The challenge of establishing a culture of innovation is slightly different for start-ups than it is for larger companies. For smaller companies, where innovation is often at the heart of the business, I think the framework can quickly be used to validate the innovations and see where the value will be generated, while the roles defined in the ten faces of innovation could be used to validate whether you have the right mix of people that can take on some of the roles described earlier. The incubators and accelerators can also help you fill in the blanks during that process.

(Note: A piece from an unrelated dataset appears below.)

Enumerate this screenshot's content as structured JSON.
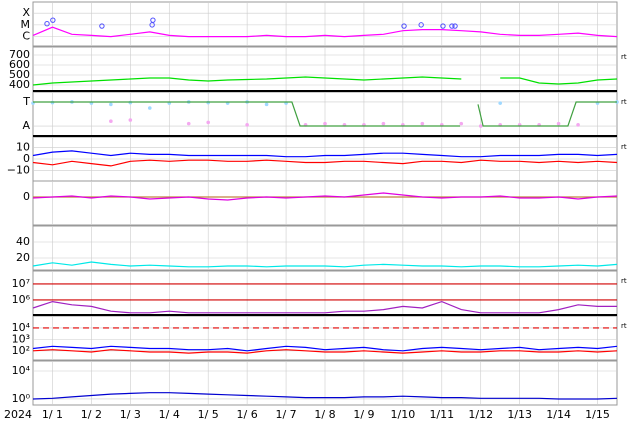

For larger companies, it is certainly a much bigger challenge. Changing a larger company’s culture is not an easy task. Larger companies are often optimized for cost and output. Projects that don’t have a clear business case from day one are usually not invested in, company’s HR departments might not allow you to hire people that do not fit into their existing career models, innovation investment boards are often lacking experienced entrepreneurs and are mostly composed of finance people that have never started a business, many hurdles to overcome. To overcome these hurdles requires top level commitment and different types objectives need to be deinfed. Many companies have actually managed to get around these challenges by creating an innovation culture which introduces new approaches, new KPI’s and by injecting new skills. In telecommunications, AT&T is a good example of a such a company that has introduced an innovation culture. They introduced the Foundry concept, which works like an incubator/accelerator within the company, but then they have also invested in news skills, like for instance setting up a medical department with a Chief Medical Information Officer. When starting to grow in the digital health business they have addressed the different types of innovations, but they have also onboarded people that can the innovation roles of caregiver or cross-pollinator.
In any case I believe any change management program that aims to establish a culture of innovation should inspire itself from the 10 ten types and 10 faces of innovation.